Compare that to my SUnit-driven VA Smalltalk code.  I wrote the test case and my first stub method before I wrote the code.  I ran the test, and of course, it failed (failed big, too: red, not yellow, due to an expected message not understood exception).  I re-ran the SUnit with Debug, and started filling in the code – in the debugger.  I added methods and even an entire class that didn’t exist before I started debugging.  I inspected objects and ivars and even changed a few to guide me through crafting and whittling at the code.  I ran it again and got to yellow.  One more “code it while debugging it” pass and the test went green.

Red, then yellow, then green.  My favorite development process.

I’ll soon upgrade my Visual Studio 2008 to 2010 and look forward to the new features it offers (thank you, Microsoft for finally bundling ASP .NET MVC, and for abandoning your own JavaScript kluges and just adopting jQuery).  But, decades later, it’s still nowhere near as productive as VA Smalltalk, VisualWorks, and Pharo, where you can write the code in the debugger while the system is still running and never have to stop it.

Why haven’t we learned?

Between the Lines

Today I was asked for some quick help with additions to a customer’s C++ code running as a user exit in one of our systems.  This bit of code used sprintf to format an error message into a buffer passed in by our system.  Pretty pedestrian stuff, but it came among many surprises, one being that the code often had no regard for buffer lengths, and risked overflowing them.

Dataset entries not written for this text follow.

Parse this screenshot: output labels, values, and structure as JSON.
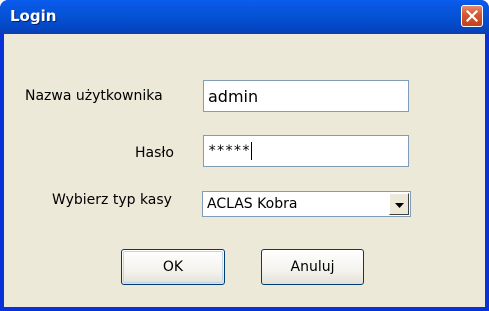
{
  "window": {
    "title": "Login"
  },
  "form": {
    "username_label": "Nazwa użytkownika",
    "username_value": "admin",
    "password_label": "Hasło",
    "password_value": "*****",
    "cash_type_label": "Wybierz typ kasy",
    "cash_type_value": "ACLAS Kobra"
  },
  "buttons": {
    "ok_label": "OK",
    "cancel_label": "Anuluj"
  },
  "icons": {
    "close": "close-icon",
    "dropdown": "chevron-down-icon"
  },
  "colors": {
    "titlebar": "#0553d6",
    "close_button": "#d55a36",
    "dialog_bg": "#ece9d8"
  }
}
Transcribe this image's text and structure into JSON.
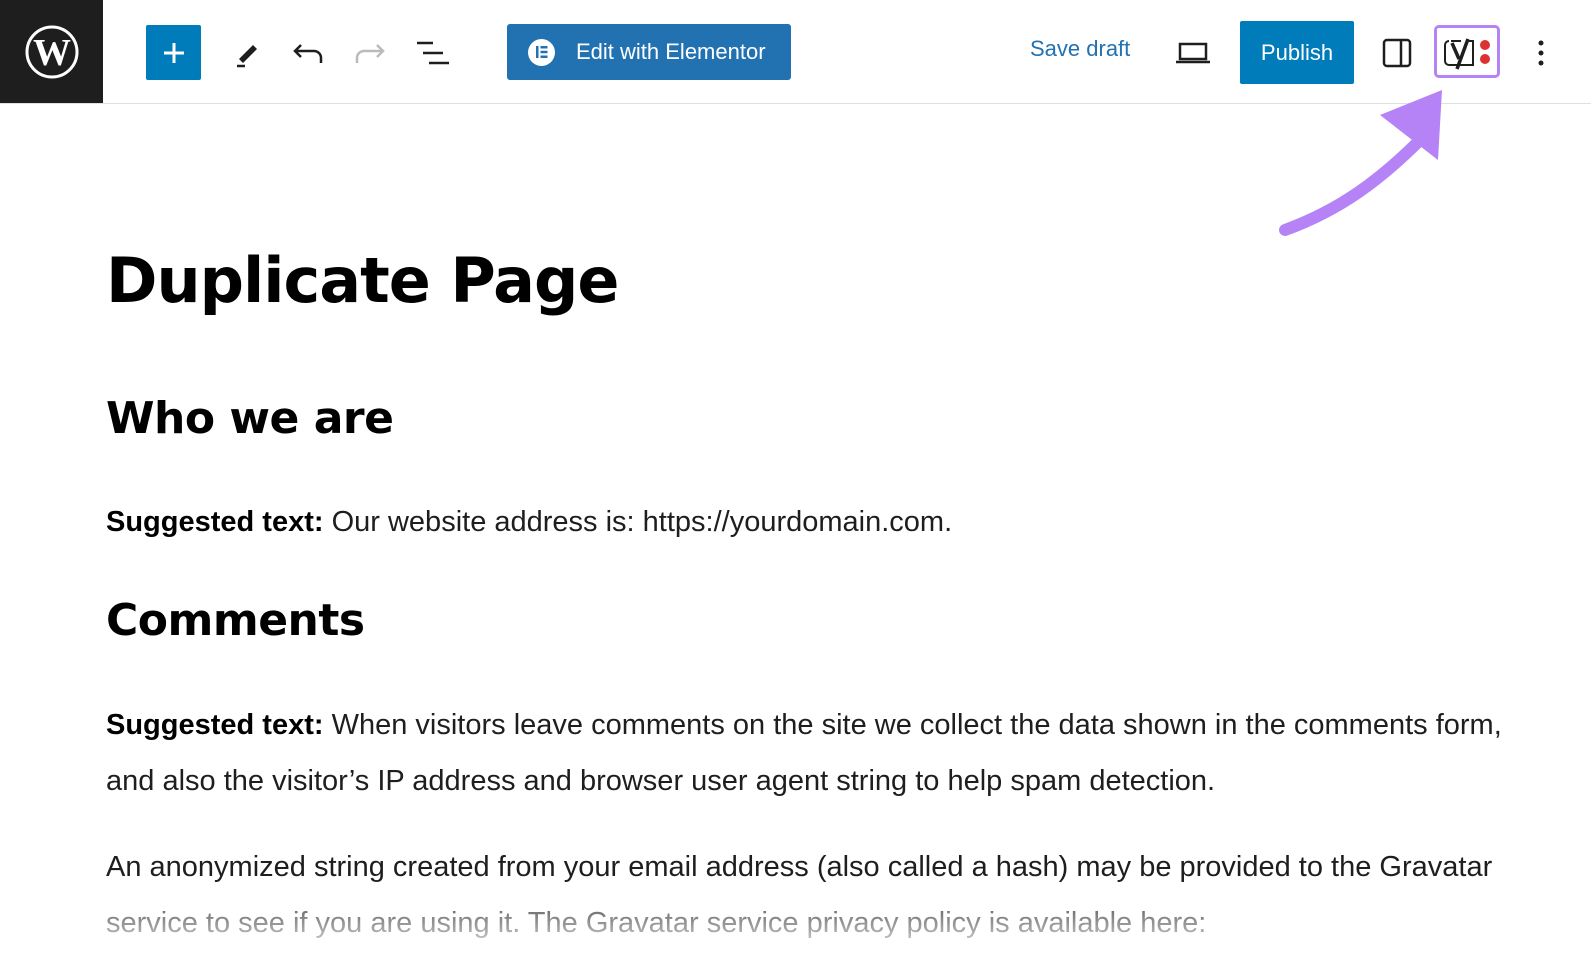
{
  "toolbar": {
    "add_block_label": "+",
    "elementor_label": "Edit with Elementor",
    "save_draft_label": "Save draft",
    "publish_label": "Publish",
    "icons": [
      "wordpress-logo-icon",
      "plus-icon",
      "pencil-icon",
      "undo-icon",
      "redo-icon",
      "document-overview-icon",
      "elementor-icon",
      "desktop-preview-icon",
      "sidebar-toggle-icon",
      "yoast-seo-icon",
      "more-options-icon"
    ],
    "highlight_color": "#b683f7",
    "primary_color": "#007cba"
  },
  "content": {
    "title": "Duplicate Page",
    "sections": [
      {
        "heading": "Who we are",
        "paragraphs": [
          {
            "bold": "Suggested text:",
            "text": " Our website address is: https://yourdomain.com."
          }
        ]
      },
      {
        "heading": "Comments",
        "paragraphs": [
          {
            "bold": "Suggested text:",
            "text": " When visitors leave comments on the site we collect the data shown in the comments form, and also the visitor’s IP address and browser user agent string to help spam detection."
          },
          {
            "bold": "",
            "text": "An anonymized string created from your email address (also called a hash) may be provided to the Gravatar service to see if you are using it. The Gravatar service privacy policy is available here:"
          }
        ]
      }
    ]
  }
}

The buffer was only 256 bytes because it’s used for a summary message (if there’s more to say, it should be said elsewhere, such as a log file).  256 bytes is pretty easy to overflow, particularly with additions we added, so we needed some crash protection.  snprintf would have been a quick alternative, but was not available on this platform.  So I added widths to the format specifiers, changing something like this:

sprintf(pszMessage, “SQL error in whatever, rc=%04d, SQL=%s”, rc, pSql->Stmt);

to this:

sprintf(pszMessage, “SQL error in whatever, rc=%04d, SQL=%.215s”, rc, pSql->Stmt);

To avoid magic numbers, I could have done something like:

sprintf(pszMessage, “SQL error in whatever, rc=%04d, SQL=%.*s”, rc, (BUFFER_SIZE – 40), pSql->Stmt);

And had snprintf been available, it would have been even cleaner:

snprintf(pszMessage, BUFFER_SIZE, “SQL error in whatever, rc=%04d, SQL=%s”, rc, pSql->Stmt);

Truncating a message is not ideal, but it sure beats tossing a GPF.  In this case, losing the end of the SQL statement would not be a big deal, but the message could be rearranged or additional logging added if it were.

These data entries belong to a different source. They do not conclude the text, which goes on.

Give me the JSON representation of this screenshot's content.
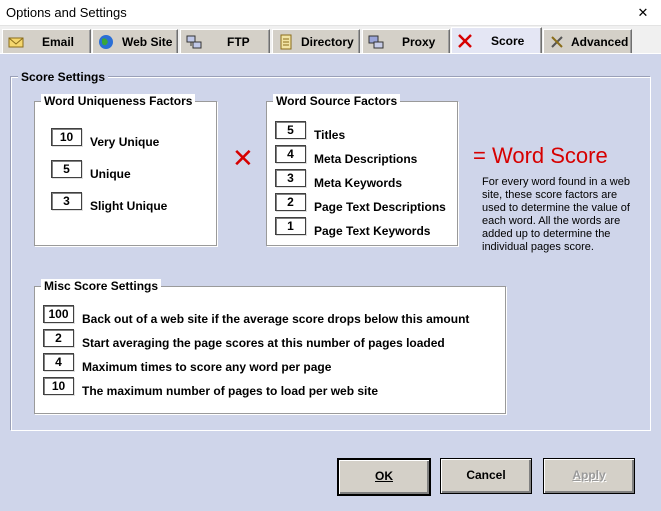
{
  "window": {
    "title": "Options and Settings",
    "close_glyph": "✕"
  },
  "tabs": [
    {
      "label": "Email",
      "icon": "envelope-icon"
    },
    {
      "label": "Web Site",
      "icon": "globe-icon"
    },
    {
      "label": "FTP",
      "icon": "ftp-icon"
    },
    {
      "label": "Directory",
      "icon": "directory-icon"
    },
    {
      "label": "Proxy",
      "icon": "proxy-icon"
    },
    {
      "label": "Score",
      "icon": "red-x-icon",
      "active": true
    },
    {
      "label": "Advanced",
      "icon": "tools-icon"
    }
  ],
  "score_settings": {
    "legend": "Score Settings",
    "uniqueness": {
      "legend": "Word Uniqueness Factors",
      "items": [
        {
          "value": "10",
          "label": "Very Unique"
        },
        {
          "value": "5",
          "label": "Unique"
        },
        {
          "value": "3",
          "label": "Slight Unique"
        }
      ]
    },
    "times_symbol": "✕",
    "source": {
      "legend": "Word Source Factors",
      "items": [
        {
          "value": "5",
          "label": "Titles"
        },
        {
          "value": "4",
          "label": "Meta Descriptions"
        },
        {
          "value": "3",
          "label": "Meta Keywords"
        },
        {
          "value": "2",
          "label": "Page Text Descriptions"
        },
        {
          "value": "1",
          "label": "Page Text Keywords"
        }
      ]
    },
    "word_score": {
      "title": "= Word Score",
      "description": "For every word found in a web site, these score factors are used to determine the value of each word. All the words are added up to determine the individual pages score."
    },
    "misc": {
      "legend": "Misc Score Settings",
      "items": [
        {
          "value": "100",
          "label": "Back out of a web site if the average score drops below this amount"
        },
        {
          "value": "2",
          "label": "Start averaging the page scores at this number of pages loaded"
        },
        {
          "value": "4",
          "label": "Maximum times to score any word per page"
        },
        {
          "value": "10",
          "label": "The maximum number of pages to load per web site"
        }
      ]
    }
  },
  "buttons": {
    "ok": "OK",
    "cancel": "Cancel",
    "apply": "Apply"
  },
  "colors": {
    "accent_red": "#d60000",
    "panel_bg": "#cfd5ea"
  }
}
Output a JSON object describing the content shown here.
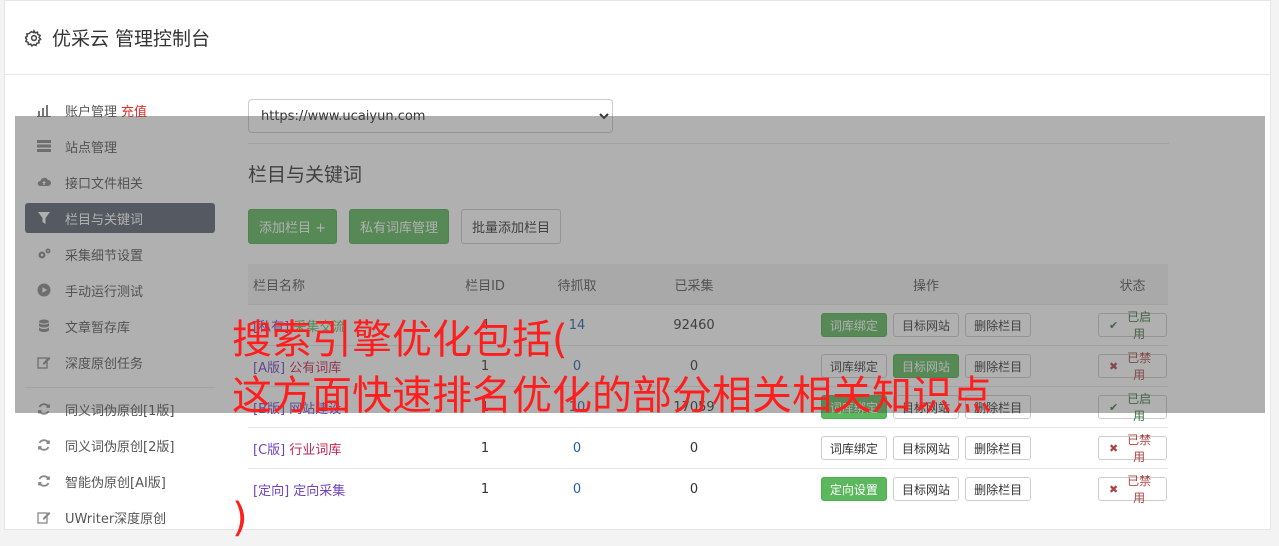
{
  "header": {
    "title": "优采云 管理控制台",
    "icon": "gear-icon"
  },
  "sidebar": {
    "items": [
      {
        "label": "账户管理",
        "extra": "充值",
        "icon": "bar-chart-icon"
      },
      {
        "label": "站点管理",
        "icon": "server-icon"
      },
      {
        "label": "接口文件相关",
        "icon": "cloud-upload-icon"
      },
      {
        "label": "栏目与关键词",
        "icon": "filter-icon",
        "active": true
      },
      {
        "label": "采集细节设置",
        "icon": "cogs-icon"
      },
      {
        "label": "手动运行测试",
        "icon": "play-circle-icon"
      },
      {
        "label": "文章暂存库",
        "icon": "database-icon"
      },
      {
        "label": "深度原创任务",
        "icon": "edit-icon"
      },
      {
        "label": "同义词伪原创[1版]",
        "icon": "refresh-icon"
      },
      {
        "label": "同义词伪原创[2版]",
        "icon": "refresh-icon"
      },
      {
        "label": "智能伪原创[AI版]",
        "icon": "refresh-icon"
      },
      {
        "label": "UWriter深度原创",
        "icon": "edit-icon"
      }
    ]
  },
  "site_select": {
    "value": "https://www.ucaiyun.com"
  },
  "section": {
    "title": "栏目与关键词"
  },
  "buttons": {
    "add_column": "添加栏目 +",
    "private_lib": "私有词库管理",
    "batch_add": "批量添加栏目"
  },
  "table": {
    "headers": [
      "栏目名称",
      "栏目ID",
      "待抓取",
      "已采集",
      "操作",
      "状态"
    ],
    "rows": [
      {
        "prefix": "[私有]",
        "name": "采集交流",
        "id": "4",
        "pending": "14",
        "collected": "92460",
        "ops": [
          "词库绑定",
          "目标网站",
          "删除栏目"
        ],
        "status": "已启用"
      },
      {
        "prefix": "[A版]",
        "name": "公有词库",
        "id": "1",
        "pending": "0",
        "collected": "0",
        "ops": [
          "词库绑定",
          "目标网站",
          "删除栏目"
        ],
        "status": "已禁用"
      },
      {
        "prefix": "[B版]",
        "name": "网站建设",
        "id": "1",
        "pending": "10",
        "collected": "17059",
        "ops": [
          "词库绑定",
          "目标网站",
          "删除栏目"
        ],
        "status": "已启用"
      },
      {
        "prefix": "[C版]",
        "name": "行业词库",
        "id": "1",
        "pending": "0",
        "collected": "0",
        "ops": [
          "词库绑定",
          "目标网站",
          "删除栏目"
        ],
        "status": "已禁用"
      },
      {
        "prefix": "[定向]",
        "name": "定向采集",
        "id": "1",
        "pending": "0",
        "collected": "0",
        "ops": [
          "定向设置",
          "目标网站",
          "删除栏目"
        ],
        "status": "已禁用"
      }
    ]
  },
  "promo": {
    "line1": "搜索引擎优化包括(",
    "line2": "这方面快速排名优化的部分相关相关知识点",
    "line3": ")"
  },
  "colors": {
    "primary_green": "#5cb85c",
    "active_nav": "#5a6270",
    "promo_red": "#ff1e1e"
  }
}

The point is that too much C and C++ code in the wild holds too little concern for bounds checking.  Fortunately, I now code mainly in OO languages where this is not a concern – things grow as needed.  But since C and C++ (taken together) are still arguably by far the most pervasive programming languages (with new programmers on board with it every day), it’s very much relevant.  The advice is simple:

Avoid unbounded string functions.  Avoid sprintf, strcpy, strcat, strlen, and gets.  Use snprintf, strlcpy, strlcat, strncpy, strncat, fgets, and similar functions depending on availability.  If these alternatives aren’t available, use techniques like the above to avoid overflowing buffers.  When using the strn functions, remember to leave room at the end to add the null terminator (and remember to add it!)

You can find further such advice in the C Programmer’s Ten Commandments.

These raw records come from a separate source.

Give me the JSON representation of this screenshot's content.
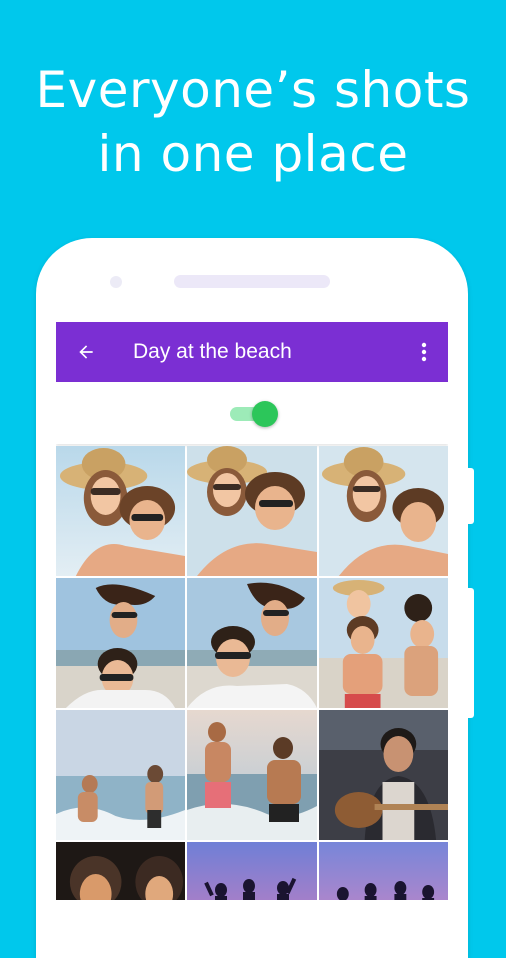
{
  "promo": {
    "headline_line1": "Everyone’s shots",
    "headline_line2": "in one place",
    "background_color": "#00C8EC"
  },
  "app": {
    "appbar_color": "#7B2FD3",
    "title": "Day at the beach",
    "back_icon": "arrow-back-icon",
    "menu_icon": "more-vert-icon",
    "sharing_toggle": {
      "on": true,
      "color": "#2CC65A"
    }
  },
  "photos": [
    {
      "id": "p1",
      "scene": "couple-hat-piggyback"
    },
    {
      "id": "p2",
      "scene": "couple-hat-piggyback"
    },
    {
      "id": "p3",
      "scene": "couple-hat-piggyback"
    },
    {
      "id": "p4",
      "scene": "couple-beach-laugh"
    },
    {
      "id": "p5",
      "scene": "couple-beach-laugh"
    },
    {
      "id": "p6",
      "scene": "friends-piggyback"
    },
    {
      "id": "p7",
      "scene": "friends-running-waves"
    },
    {
      "id": "p8",
      "scene": "friends-splashing"
    },
    {
      "id": "p9",
      "scene": "man-guitar"
    },
    {
      "id": "p10",
      "scene": "campfire-night"
    },
    {
      "id": "p11",
      "scene": "sunset-silhouettes"
    },
    {
      "id": "p12",
      "scene": "sunset-silhouettes"
    }
  ]
}
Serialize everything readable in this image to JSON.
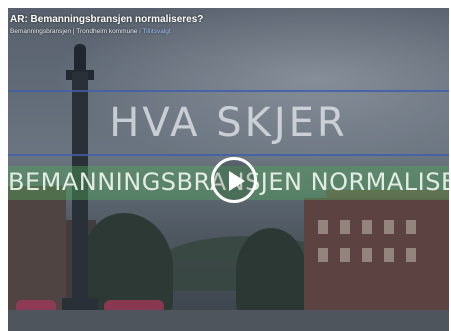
{
  "video": {
    "title": "AR: Bemanningsbransjen normaliseres?",
    "meta_prefix": "Bemanningsbransjen | Trondheim kommune",
    "meta_link": "i Tillitsvalgt",
    "headline": "HVA SKJER",
    "subheadline": "BEMANNINGSBRANSJEN NORMALISERES?",
    "play_icon": "play-icon"
  },
  "colors": {
    "band_green": "#50aa5a",
    "rule_blue": "#3f5fa8"
  }
}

Back in the day, when I coded mostly in C and C++, we augmented our lint process to scan for things like strcpy, strcat, and sprintf.  Richer compiler warnings have largely taken the place of lint (with extensions lost along the way), but it’s easy enough to simply grep for these.  And the time spent staying between the lines is a small price to pay for some crash insurance.